Well, at least they got to pet some giraffes. As a non-gamer, I didn’t know what was coming for us at the end of the first season of “The Last of Us.” Instead I watched silently as the show became a first-person shooter in the name of love. The moral ambiguity of killing good (or at least goodish) people to save someone you love is one most of us don’t like to think about too much. It’s the old trolley problem, but with your significantiest someone tied to the other train tracks. So, like, we all deeply get what Joel did. (And, don’t get me started on the dubiousa-at-best saving the world science that put Ellie on those metaphorical tracks.)

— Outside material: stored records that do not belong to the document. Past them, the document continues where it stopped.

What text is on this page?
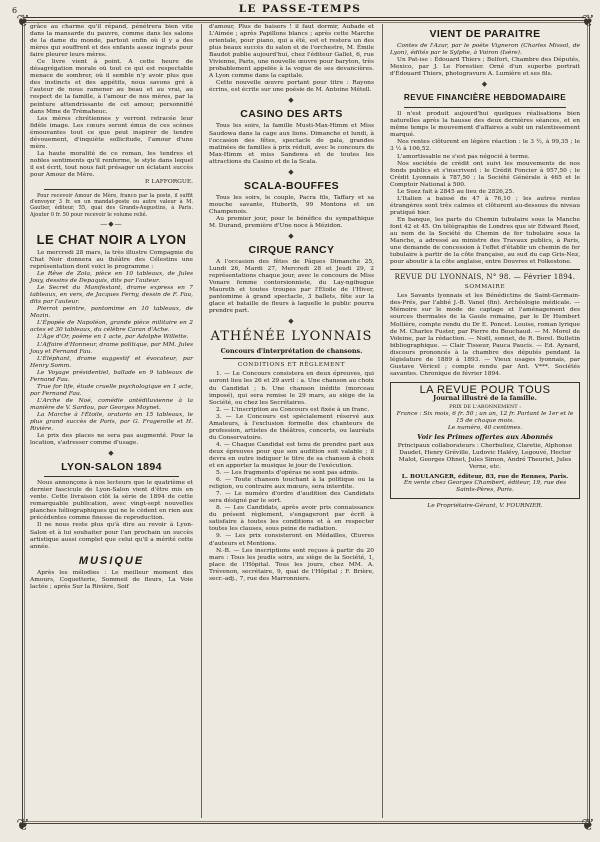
LE PASSE-TEMPS
6
❦	❦
❦	❦

grâce au charme qu'il répand, pénétrera bien vite dans la mansarde du pauvre, comme dans les salons de la dame du monde, partout enfin où il y a des mères qui souffrent et des enfants assez ingrats pour faire pleurer leurs mères.

Ce livre vient à point. A cette heure de désagrégation morale où tout ce qui est respectable menace de sombrer, où il semble n'y avoir plus que des instincts et des appétits, nous savons gré à l'auteur de nous ramener au beau et au vrai, au respect de la famille, à l'amour de nos mères, par la peinture attendrissante de cet amour, personnifié dans Mme de Trémaheuc.

Les mères chrétiennes y verront retracée leur fidèle image. Les cœurs seront émus de ces scènes émouvantes tout ce que peut inspirer de tendre dévouement, d'inquiète sollicitude, l'amour d'une mère.

La haute moralité de ce roman, les tendres et nobles sentiments qu'il renferme, le style dans lequel il est écrit, tout nous fait présager un éclatant succès pour Amour de Mère.

P. LAFFORGUE.

Pour recevoir Amour de Mère, franco par la poste, il suffit d'envoyer 3 fr. en un mandat-poste ou autre valeur à M. Gautier, éditeur, 55, quai des Grands-Augustins, à Paris. Ajouter 0 fr. 50 pour recevoir le volume relié.

—◆—
LE CHAT NOIR A LYON

Le mercredi 28 mars, la très illustre Compagnie du Chat Noir donnera au théâtre des Célestins une représentation dont voici le programme :

Le Rêve de Zola, pièce en 10 tableaux, de Jules Jouy, dessins de Depaquis, dits par l'auteur.

Le Secret du Manifestant, drame express en 7 tableaux, en vers, de Jacques Ferny, dessin de F. Fau, dits par l'auteur.

Pierrot peintre, pantomime en 10 tableaux, de Mozin.

L'Épopée de Napoléon, grande pièce militaire en 2 actes et 30 tableaux, du célèbre Caran d'Ache.

L'Âge d'Or, poème en 1 acte, par Adolphe Willette.

L'Affaire d'Honneur, drame politique, par MM. Jules Jouy et Fernand Fau.

L'Éléphant, drame suggestif et évocateur, par Henry Somm.

Le Voyage présidentiel, ballade en 9 tableaux de Fernand Fau.

True for life, étude cruelle psychologique en 1 acte, par Fernand Fau.

L'Arche de Noé, comédie antédiluvienne à la manière de V. Sardou, par Georges Moynet.

La Marche à l'Étoile, oratorio en 15 tableaux, le plus grand succès de Paris, par G. Fragerolle et H. Rivière.

Le prix des places ne sera pas augmenté. Pour la location, s'adresser comme d'usage.

◆
LYON-SALON 1894

Nous annonçons à nos lecteurs que le quatrième et dernier fascicule de Lyon-Salon vient d'être mis en vente. Cette livraison clôt la série de 1894 de cette remarquable publication, avec vingt-sept nouvelles planches héliographiques qui ne le cèdent en rien aux précédentes comme finesse de reproduction.

Il ne nous reste plus qu'à dire au revoir à Lyon-Salon et à lui souhaiter pour l'an prochain un succès artistique aussi complet que celui qu'il a mérité cette année.

MUSIQUE

Après les mélodies : Le meilleur moment des Amours, Coquetterie, Sommeil de fleurs, La Voie lactée ; après Sur la Rivière, Soif

d'amour, Plus de baisers ! il faut dormir, Aubade et L'Aimée ; après Papillons blancs ; après cette Marche orientale, pour piano, qui a été, est et restera un des plus beaux succès du salon et de l'orchestre, M. Émile Baudot publie aujourd'hui, chez l'éditeur Gallet, 6, rue Vivienne, Paris, une nouvelle œuvre pour baryton, très probablement appelée à la vogue de ses devancières. A Lyon comme dans la capitale.

Cette nouvelle œuvre portant pour titre : Rayons écrins, est écrite sur une poésie de M. Antoine Métell.

◆
CASINO DES ARTS

Tous les soirs, la famille Musti-Max-Himm et Miss Saudowa dans la cage aux lions. Dimanche et lundi, à l'occasion des fêtes, spectacle de gala, grandes matinées de familles à prix réduit, avec le concours de Max-Himm et miss Sandowa et de toutes les attractions du Casino et de la Scala.

◆
SCALA-BOUFFES

Tous les soirs, le couple, Pacra fils, Taffary et sa mouche savante, Huberth, 99 Montons et un Champenois.

Au premier jour, pour le bénéfice du sympathique M. Durand, première d'Une noce à Mézidon.

◆
CIRQUE RANCY

A l'occasion des fêtes de Pâques Dimanche 25, Lundi 26, Mardi 27, Mercredi 28 et Jeudi 29, 2 représentations chaque jour, avec le concours de Miss Vonare femme contorsionniste, du Lay-ngibugue Maureth et toutes troupes par l'Étoile de l'Hiver, pantomime à grand spectacle, 3 ballets, fête sur la glace et bataille de fleurs à laquelle le public pourra prendre part.

◆
ATHÉNÉE LYONNAIS
Concours d'interprétation de chansons.
CONDITIONS ET RÈGLEMENT

1. — Le Concours consistera en deux épreuves, qui auront lieu les 26 et 29 avril : a. Une chanson au choix du Candidat ; b. Une chanson inédite (morceau imposé), qui sera remise le 29 mars, au siège de la Société, ou chez les Secrétaires.

2. — L'inscription au Concours est fixée à un franc.

3. — Le Concours est spécialement réservé aux Amateurs, à l'exclusion formelle des chanteurs de profession, artistes de théâtres, concerts, ou lauréats du Conservatoire.

4. — Chaque Candidat est tenu de prendre part aux deux épreuves pour que son audition soit valable ; il devra en outre indiquer le titre de sa chanson à choix et en apporter la musique le jour de l'exécution.

5. — Les fragments d'opéras ne sont pas admis.

6. — Toute chanson touchant à la politique ou la religion, ou contraire aux mœurs, sera interdite.

7. — Le numéro d'ordre d'audition des Candidats sera désigné par le sort.

8. — Les Candidats, après avoir pris connaissance du présent règlement, s'engageront par écrit à satisfaire à toutes les conditions et à en respecter toutes les clauses, sous peine de radiation.

9. — Les prix consisteront en Médailles, Œuvres d'auteurs et Mentions.

N.-B. — Les inscriptions sont reçues à partir du 20 mars : Tous les jeudis soirs, au siège de la Société, 1, place de l'Hôpital. Tous les jours, chez MM. A. Trévenon, secrétaire, 9, quai de l'Hôpital ; F. Brière, secr.-adj., 7, rue des Marronniers.

VIENT DE PARAITRE

Contes de l'Azur, par le poète Vigneron (Charles Missol, de Lyon), édités par le Sylphe, à Voiron (Isère).

Un Pat-ise : Édouard Thiers ; Belfort, Chambre des Députés, Mexico, par J. Le Forestier. Orné d'un superbe portrait d'Édouard Thiers, photogravure A. Lumière et ses fils.

◆
REVUE FINANCIÈRE HEBDOMADAIRE

Il n'est produit aujourd'hui quelques réalisations bien naturelles après la hausse des deux dernières séances, et en même temps le mouvement d'affaires a subi un ralentissement marqué.

Nos rentes clôturent en légère réaction : le 3 ½, à 99,35 ; le 3 ½ à 106,52.

L'amortissable ne s'est pas négocié à terme.

Nos sociétés de crédit ont suivi les mouvements de nos fonds publics et s'inscrivent : le Crédit Foncier à 957,50 ; le Crédit Lyonnais à 787,50 ; la Société Générale à 465 et le Comptoir National à 500.

Le Suez fait à 2845 au lieu de 2826,25.

L'Italien a baissé de 47 à 76,10 ; les autres rentes étrangères sont très calmes et clôturent au-dessous du niveau pratiqué hier.

En banque, les parts du Chemin tubulaire sous la Manche font 42 et 45. On télégraphie de Londres que sir Edward Reed, au nom de la Société du Chemin de fer tubulaire sous la Manche, a adressé au ministre des Travaux publics, à Paris, une demande de concession à l'effet d'établir un chemin de fer tubulaire à partir de la côte française, au sud du cap Gris-Nez, pour aboutir à la côte anglaise, entre Douvres et Folkestone.

REVUE DU LYONNAIS, N° 98. — Février 1894.
SOMMAIRE

Les Savants lyonnais et les Bénédictins de Saint-Germain-des-Prés, par l'abbé J.-B. Vanel (fin). Archéologie médicale. — Mémoire sur le mode de captage et l'aménagement des sources thermales de la Gaule romaine, par le Dr Humbert Mollière, compte rendu du Dr E. Poncet. Louise, roman lyrique de M. Charles Fuster, par Pierre du Bouchaud. — M. Morel de Voleine, par la rédaction. — Noël, sonnet, de R. Borel. Bulletin bibliographique. — Clair Tisseur, Pauca Paucis. — Ed. Aynard, discours prononcés à la chambre des députés pendant la législature de 1889 à 1893. — Vieux usages lyonnais, par Gustave Véricel ; compte rendu par Ant. V***. Sociétés savantes. Chronique de février 1894.

LA REVUE POUR TOUS
Journal illustré de la famille.
PRIX DE L'ABONNEMENT :
France : Six mois, 6 fr. 50 ; un an, 12 fr. Partant le 1er et le 15 de chaque mois.
Le numéro, 40 centimes.
Voir les Primes offertes aux Abonnés
Principaux collaborateurs : Cherbuliez, Claretie, Alphonse Daudet, Henry Gréville, Ludovic Halévy, Legouvé, Hector Malot, Georges Ohnet, Jules Simon, André Theuriet, Jules Verne, etc.
L. BOULANGER, éditeur, 83, rue de Rennes, Paris.
En vente chez Georges Chambert, éditeur, 19, rue des Saints-Pères, Paris.
Le Propriétaire-Gérant, V. FOURNIER.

But, here’s the other thing, we all deeply get that things will never be the same, either. Ellie (who Bella Ramsey continues to play beyond brilliantly) was a different person in the finale than the rest of the season. The trauma she endured thanks to the Bible-Thumping Pedo Cannibal cult clearly left a deep psychological mark, as those kinds of horrors are wont to do. This is not to say she didn’t go through terrible things before, like her finale revelation that she had to kill her best friend/first love Riley when she went all rabid mushroom. (Thank goodness for the small mercies of sparing us that scene, show. Truly.)
So when Ellie asks Joel if he told her the truth about what happened at the Firefly hospital, she knows he’s lying to her. And he probably knows she knows he is lying. But that’s what happens sometimes when you love someone, you lie to them.
Part of what has made TLOU such great television is the at times grim and other times grimly glorious mirror it has held up to our humanity. Our instinct for survival, at any cost. The weight and wonder of human connection. The power of loss and reverberation of trauma. We’ve watched a father become a father again. A teenager finds the parent she never had. So many people die. Good people. Bad people. Mushroom people. And an indifferent world that just keeps on spinning.
In the end, this might be the show that makes me not want to survive a zombie apocalypse. Because what’s left of the world seems made for people made of harder stuff than me. I don’t know if I have the right combination of luck and ruthlessness to succeed at the end of the world. Or maybe, I just don’t have the motivation anymore. Love makes you do the wacky, or as according to TLOU lore, you keep going for family.
I hope the next season brings us more beauty and heartbreak from this found family. May it keep giving us reasons to look toward the light amid all the relentless darkness. And, well, at least we know for sure it’ll be gay.
3 comments:
Thank you for this , was looking forward to your musings on the show.
As an avid gamer who has played both games multiple times, don’t look for hope in the second season. It is a long horrible, enduring testing grind of despair. It is a reflection of the cost of the cycle of violence.